Sejarah perkebunan di Nusantara, adalah sejarah kolonialisme itu sendiri. Masuknya bangsa-bangsa asing tidak terlepas dari upaya mereka untuk menguasai dan memonopoli hasil kebun rakyat Nusantara. Bahkan, praktek perkebunan modern saat ini, tidak jauh berbeda dengan apa yang terjadi pada beberapa ratus tahun yang lalu.
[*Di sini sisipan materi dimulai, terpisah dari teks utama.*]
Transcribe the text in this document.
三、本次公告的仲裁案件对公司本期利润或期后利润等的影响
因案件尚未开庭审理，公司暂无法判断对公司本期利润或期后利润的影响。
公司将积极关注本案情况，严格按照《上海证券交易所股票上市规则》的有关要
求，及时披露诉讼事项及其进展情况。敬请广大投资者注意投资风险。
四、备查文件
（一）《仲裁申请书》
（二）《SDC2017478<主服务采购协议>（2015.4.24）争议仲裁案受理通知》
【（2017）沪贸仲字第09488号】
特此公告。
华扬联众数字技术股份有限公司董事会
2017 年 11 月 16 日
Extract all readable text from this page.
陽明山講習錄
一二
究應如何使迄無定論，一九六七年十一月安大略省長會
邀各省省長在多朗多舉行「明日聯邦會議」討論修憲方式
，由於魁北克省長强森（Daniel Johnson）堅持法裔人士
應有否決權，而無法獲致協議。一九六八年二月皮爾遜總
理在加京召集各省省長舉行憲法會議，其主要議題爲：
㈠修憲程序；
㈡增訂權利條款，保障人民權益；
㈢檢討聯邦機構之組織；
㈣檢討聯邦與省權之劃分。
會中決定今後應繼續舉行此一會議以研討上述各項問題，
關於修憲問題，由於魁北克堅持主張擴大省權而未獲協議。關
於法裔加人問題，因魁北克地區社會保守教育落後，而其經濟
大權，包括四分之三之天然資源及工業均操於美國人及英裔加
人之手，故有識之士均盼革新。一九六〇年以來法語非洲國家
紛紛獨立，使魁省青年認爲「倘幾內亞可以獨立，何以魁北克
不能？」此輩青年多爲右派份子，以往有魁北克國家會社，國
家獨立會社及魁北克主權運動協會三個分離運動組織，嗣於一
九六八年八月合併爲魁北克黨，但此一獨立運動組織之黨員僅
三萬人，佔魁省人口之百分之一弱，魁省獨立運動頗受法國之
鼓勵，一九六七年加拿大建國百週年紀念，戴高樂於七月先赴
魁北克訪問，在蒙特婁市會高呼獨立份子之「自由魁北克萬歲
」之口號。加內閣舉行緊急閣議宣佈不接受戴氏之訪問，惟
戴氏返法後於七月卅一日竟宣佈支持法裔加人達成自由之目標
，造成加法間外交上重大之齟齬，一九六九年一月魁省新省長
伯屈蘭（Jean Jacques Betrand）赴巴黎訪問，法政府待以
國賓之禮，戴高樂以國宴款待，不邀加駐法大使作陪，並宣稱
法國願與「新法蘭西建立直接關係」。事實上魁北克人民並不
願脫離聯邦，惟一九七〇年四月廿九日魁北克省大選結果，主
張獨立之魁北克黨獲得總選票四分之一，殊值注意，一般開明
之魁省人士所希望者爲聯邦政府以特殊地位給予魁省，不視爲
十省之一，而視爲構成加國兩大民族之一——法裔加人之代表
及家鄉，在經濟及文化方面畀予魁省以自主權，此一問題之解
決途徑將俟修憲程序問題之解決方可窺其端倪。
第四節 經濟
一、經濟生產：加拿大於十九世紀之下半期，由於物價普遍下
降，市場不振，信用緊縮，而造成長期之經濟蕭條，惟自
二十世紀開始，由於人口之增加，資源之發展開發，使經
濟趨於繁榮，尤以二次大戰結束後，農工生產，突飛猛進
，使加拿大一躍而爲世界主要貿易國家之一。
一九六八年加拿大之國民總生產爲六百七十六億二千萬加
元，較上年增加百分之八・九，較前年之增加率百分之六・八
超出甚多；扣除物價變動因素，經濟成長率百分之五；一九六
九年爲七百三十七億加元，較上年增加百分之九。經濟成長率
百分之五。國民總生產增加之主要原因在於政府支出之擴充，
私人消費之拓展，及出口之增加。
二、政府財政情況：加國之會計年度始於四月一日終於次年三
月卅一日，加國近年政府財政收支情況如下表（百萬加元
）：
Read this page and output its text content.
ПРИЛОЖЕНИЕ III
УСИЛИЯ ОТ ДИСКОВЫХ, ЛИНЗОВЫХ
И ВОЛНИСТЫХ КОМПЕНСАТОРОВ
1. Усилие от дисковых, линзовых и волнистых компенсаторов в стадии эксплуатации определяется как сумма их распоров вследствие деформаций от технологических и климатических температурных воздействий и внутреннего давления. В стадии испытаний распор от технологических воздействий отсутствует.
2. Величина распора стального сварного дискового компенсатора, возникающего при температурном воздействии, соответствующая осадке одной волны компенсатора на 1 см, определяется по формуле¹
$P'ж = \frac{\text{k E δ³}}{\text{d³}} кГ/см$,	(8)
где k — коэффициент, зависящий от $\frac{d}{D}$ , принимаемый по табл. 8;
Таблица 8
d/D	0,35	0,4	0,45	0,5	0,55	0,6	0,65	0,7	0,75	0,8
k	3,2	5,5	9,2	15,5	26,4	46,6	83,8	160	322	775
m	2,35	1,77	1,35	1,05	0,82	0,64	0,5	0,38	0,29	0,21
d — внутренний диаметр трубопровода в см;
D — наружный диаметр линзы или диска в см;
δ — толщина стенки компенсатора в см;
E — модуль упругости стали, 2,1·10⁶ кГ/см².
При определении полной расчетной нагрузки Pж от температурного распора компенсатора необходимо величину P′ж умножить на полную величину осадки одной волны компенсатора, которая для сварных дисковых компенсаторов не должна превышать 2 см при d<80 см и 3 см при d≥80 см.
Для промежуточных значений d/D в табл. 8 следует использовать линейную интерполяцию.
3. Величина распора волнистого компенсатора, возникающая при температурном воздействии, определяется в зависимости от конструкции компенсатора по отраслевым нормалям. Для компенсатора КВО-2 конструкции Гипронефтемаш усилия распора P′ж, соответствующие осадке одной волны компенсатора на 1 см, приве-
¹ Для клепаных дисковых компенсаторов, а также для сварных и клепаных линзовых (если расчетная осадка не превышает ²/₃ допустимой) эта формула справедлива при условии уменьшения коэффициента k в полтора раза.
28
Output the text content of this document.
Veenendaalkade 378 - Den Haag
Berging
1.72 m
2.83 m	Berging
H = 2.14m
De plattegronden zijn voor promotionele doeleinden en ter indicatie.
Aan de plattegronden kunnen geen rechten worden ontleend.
Perkebunan memang sudah banyak bermunculan pada sekitar abad ke-15 dan 16. Namun terjadi perkembangan terhadap perkebunan yang sangat luar biasa pada pertengahan abad ke-19 sampai 20, yaitu saat penanam modal dari Barat datang.
Dari catatan sejarah, nilai ekonomi komoditi perkebunan yang tinggi pada jaman dahulu, khususnya rempah-rempah telah menarik minat pedagang-pedagang besar seperti dari India, Persia, Belanda, Inggris, Portugis dan lain-lainnya datang menempuh perjalanan yang jauh dan penuh tantangan. Kemewahan rempah-rempah ini pula yang menjadi alasan utama bangsa Belanda memonopoli perdagangan di sentra penghasil komoditi, bahkan kemudian melakukan penjajahan demi keberlangsungan perdagangan yang menjadi sumber penghasilan utama negara penjajah.